Human nature tends to exaggerate the evils people find greater than other evils; but in reality, the perceived evil (while evil in some respects) does not reach the kind of evil that contradicts human nature in political society. John Stuart Mill recognized this tendency:
[Englishmen] have seen so many changes made, from which, while only in prospect, vast expectations were entertained, both of evil and of good, while the results of either kind that actually followed seemed far short of what had been predicted…The predictions were often erroneous as to the suddenness of the effects, and sometimes even as to the kind of effect.
In reality, America continued very strongly from 1844 despite Brownson’s doomsday prophecy. One could even say that America’s stronger days came well after 1844 even though “evils” (according to Calhoun-conservatives) became the norm for America, such as national banks and tariffs, along with many other “evils” patriots of yesteryear found “insupportable.” In other words, Experience disproved the vehement attacks of the Calhoun-conservatives.
Let’s be clear minded about which arena we are operating in
Have we reached the point of “last extremity” where revolution becomes ripe? No. Even if revolution is somehow “ripe,” the weight of evidence proving this must be equivalent to Revolution’s weight; it must be brought to the forefront; and the people in large must render a verdict accordingly.
Those who claim revolution is ripe (meaning our political remedies exist outside the system) have the burden of proving with the “highest evidence” that revolution is not only ripe but also necessary to prevent the greater evils that take place from the system. Those who claim that we should not use voting and amending the Constitution to effect positive change in our society have the heavy burden of proving that we should abandon these constitutional remedies and follow them into the darkness of revolution. In short, they must use the LEP because it is the only way to motivate people to join a revolution.

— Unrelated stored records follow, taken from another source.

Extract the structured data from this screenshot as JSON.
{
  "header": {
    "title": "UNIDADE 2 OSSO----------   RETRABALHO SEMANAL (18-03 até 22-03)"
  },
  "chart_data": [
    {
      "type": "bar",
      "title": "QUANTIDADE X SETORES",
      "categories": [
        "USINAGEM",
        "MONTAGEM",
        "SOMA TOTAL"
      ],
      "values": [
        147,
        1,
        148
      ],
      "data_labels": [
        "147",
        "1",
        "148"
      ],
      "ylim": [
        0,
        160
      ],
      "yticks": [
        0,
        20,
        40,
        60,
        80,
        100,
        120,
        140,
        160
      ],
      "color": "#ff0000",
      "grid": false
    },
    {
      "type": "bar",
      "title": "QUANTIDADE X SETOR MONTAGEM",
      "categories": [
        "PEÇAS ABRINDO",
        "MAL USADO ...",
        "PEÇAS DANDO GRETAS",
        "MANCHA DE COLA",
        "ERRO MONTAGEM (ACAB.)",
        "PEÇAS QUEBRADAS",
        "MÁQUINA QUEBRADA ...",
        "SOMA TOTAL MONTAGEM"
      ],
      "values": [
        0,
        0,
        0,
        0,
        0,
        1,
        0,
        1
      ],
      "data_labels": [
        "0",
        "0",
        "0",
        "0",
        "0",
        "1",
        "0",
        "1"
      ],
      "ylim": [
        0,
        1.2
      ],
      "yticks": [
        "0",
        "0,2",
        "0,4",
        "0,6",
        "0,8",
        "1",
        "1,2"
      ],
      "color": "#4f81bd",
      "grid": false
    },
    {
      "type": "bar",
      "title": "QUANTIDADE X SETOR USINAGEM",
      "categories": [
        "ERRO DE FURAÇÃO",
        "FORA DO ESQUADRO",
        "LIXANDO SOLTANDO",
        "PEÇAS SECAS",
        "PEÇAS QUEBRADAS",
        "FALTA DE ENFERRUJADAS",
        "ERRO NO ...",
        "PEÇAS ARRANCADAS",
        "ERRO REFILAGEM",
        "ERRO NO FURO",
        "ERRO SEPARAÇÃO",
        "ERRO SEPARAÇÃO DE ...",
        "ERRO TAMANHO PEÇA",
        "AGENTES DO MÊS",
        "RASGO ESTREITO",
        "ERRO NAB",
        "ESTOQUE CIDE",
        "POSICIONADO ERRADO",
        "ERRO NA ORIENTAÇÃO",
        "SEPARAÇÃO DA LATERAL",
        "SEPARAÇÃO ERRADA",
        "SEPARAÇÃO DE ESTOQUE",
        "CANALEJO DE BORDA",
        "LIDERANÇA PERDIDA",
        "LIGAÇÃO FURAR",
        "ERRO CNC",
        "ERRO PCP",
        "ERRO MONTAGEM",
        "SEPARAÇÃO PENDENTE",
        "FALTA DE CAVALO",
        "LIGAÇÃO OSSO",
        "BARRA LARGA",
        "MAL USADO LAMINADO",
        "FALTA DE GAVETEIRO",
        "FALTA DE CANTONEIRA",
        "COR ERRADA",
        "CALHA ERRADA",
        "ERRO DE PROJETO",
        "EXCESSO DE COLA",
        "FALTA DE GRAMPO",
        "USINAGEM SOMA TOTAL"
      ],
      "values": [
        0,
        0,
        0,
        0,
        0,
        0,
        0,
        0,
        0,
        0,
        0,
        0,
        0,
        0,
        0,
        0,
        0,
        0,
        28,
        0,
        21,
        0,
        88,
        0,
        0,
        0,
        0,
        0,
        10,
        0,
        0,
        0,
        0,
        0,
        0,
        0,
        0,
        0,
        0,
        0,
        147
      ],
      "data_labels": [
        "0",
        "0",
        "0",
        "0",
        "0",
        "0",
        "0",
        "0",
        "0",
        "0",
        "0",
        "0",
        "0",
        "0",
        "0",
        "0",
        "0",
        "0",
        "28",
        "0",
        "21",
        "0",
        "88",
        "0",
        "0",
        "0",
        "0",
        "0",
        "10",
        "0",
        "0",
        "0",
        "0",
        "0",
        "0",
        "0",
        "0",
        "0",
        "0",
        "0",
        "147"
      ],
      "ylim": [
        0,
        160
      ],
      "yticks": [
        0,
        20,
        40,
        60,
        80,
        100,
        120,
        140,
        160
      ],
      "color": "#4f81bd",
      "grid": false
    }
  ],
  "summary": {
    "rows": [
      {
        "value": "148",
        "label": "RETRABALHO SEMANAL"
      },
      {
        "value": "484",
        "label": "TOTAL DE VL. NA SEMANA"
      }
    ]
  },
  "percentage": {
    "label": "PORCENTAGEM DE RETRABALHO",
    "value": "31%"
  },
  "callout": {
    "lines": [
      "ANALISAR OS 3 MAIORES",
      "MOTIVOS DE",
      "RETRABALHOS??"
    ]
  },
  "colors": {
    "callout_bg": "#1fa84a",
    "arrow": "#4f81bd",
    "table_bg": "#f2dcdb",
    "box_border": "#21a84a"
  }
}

To my knowledge, no one has met such a heavy burden. As such, we should act reasonably and continue using the system to make changes for our improvement. This means voting responsibly and amending the Constitution when voting cannot change the rule of law. These two methods of political remedy are what the Founders expressly implanted into our Republic to promote stability and change and prevent violence.
For those who think the LEP is evil. Think again. It is the root of most political decisions that seek to improve and better mankind, inside and outside the system.
 Brownson, Orestes, The Works of Orestes A Brownson, From Brownson’s Quarterly Review for April 1844, Collected by Henry F. Brownson (Detroit ,Thorndike Nourse, 1884) 475.
 See, http://www.csustan.edu/english/reuben/pal/chap4/brownson.html.
 John Stuart Mill, On Socialism and Utilitarianism, (Chicago, Morrill, Higgins, 1892), 9.